7. Inner Child Work is About Self-Acceptance, Not Blame
It’s important to know that inner child work is not about blaming your parents or religious leaders, but about focusing on healing yourself. It’s about understanding that you deserved better, and now you have the power to give yourself the love, understanding, and freedom that you didn’t receive when you were younger.
For someone with spiritual abuse: This process can help you recognize that the rules and expectations imposed on you as a child were not a reflection of your worth. Inner child work allows you to see yourself as worthy, whole, and lovable, even if you were taught otherwise by religious authorities.
8. Healing the Inner Child Can Lead to a Stronger Sense of Self
By doing inner child work, you’ll gradually heal the parts of yourself that felt wounded, abandoned, or unworthy due to spiritual abuse. As you reconnect with your inner child, you’ll find that you have more access to your authentic self—the person you truly are, free from the rules and judgments that were placed on you by others.

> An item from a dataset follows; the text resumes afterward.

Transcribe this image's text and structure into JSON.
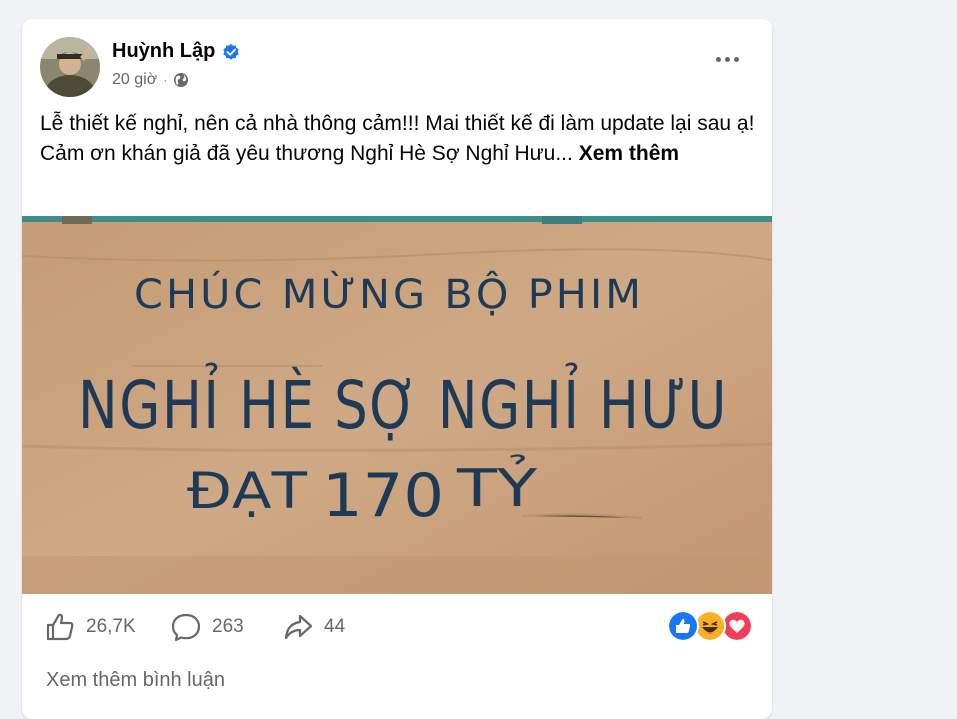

For someone with spiritual abuse: You may have been taught to put others’ needs or religious rules before your own, but inner child work helps you reconnect with your own desires and needs, so you can start living more authentically and confidently.
How to Begin Inner Child Work:
Create a Safe Space: When starting inner child work, find a quiet, comfortable space where you can be alone with your thoughts and feelings. You might want to bring a comforting object or picture of yourself as a child.
Visualize Your Younger Self: Close your eyes and imagine yourself as a child. What did you look like? How did you feel? Try to connect with that version of yourself, and let them know you are here to listen.
Ask Questions with Compassion: Gently ask your inner child what they need or what they are feeling. For example, “What do you need right now to feel safe?” or “What are you afraid of?” Listen to the answers that come up, without judgment.
Reassure and Comfort: Offer kind and comforting words to your inner child. Let them know that they are loved, safe, and free to express themselves. You might say, “It’s okay to be angry,” or “I’m here for you, and I will protect you.”
Journal Your Experiences: Writing down your thoughts and feelings can help process what comes up during inner child work. Journaling can also help you track your progress as you continue to reconnect with your inner child.
Final Thoughts:
For someone with a history of spiritual abuse, inner child work can be a deeply healing process that allows them to reclaim parts of themselves that were suppressed or shamed during childhood. By nurturing and listening to your inner child, you can heal from the emotional wounds caused by rigid spiritual teachings, rebuild trust with yourself, and create a sense of safety and acceptance. This process is about embracing your authentic self—not the version of you that was shaped by fear or control, but the version that is whole, worthy, and deserving of love.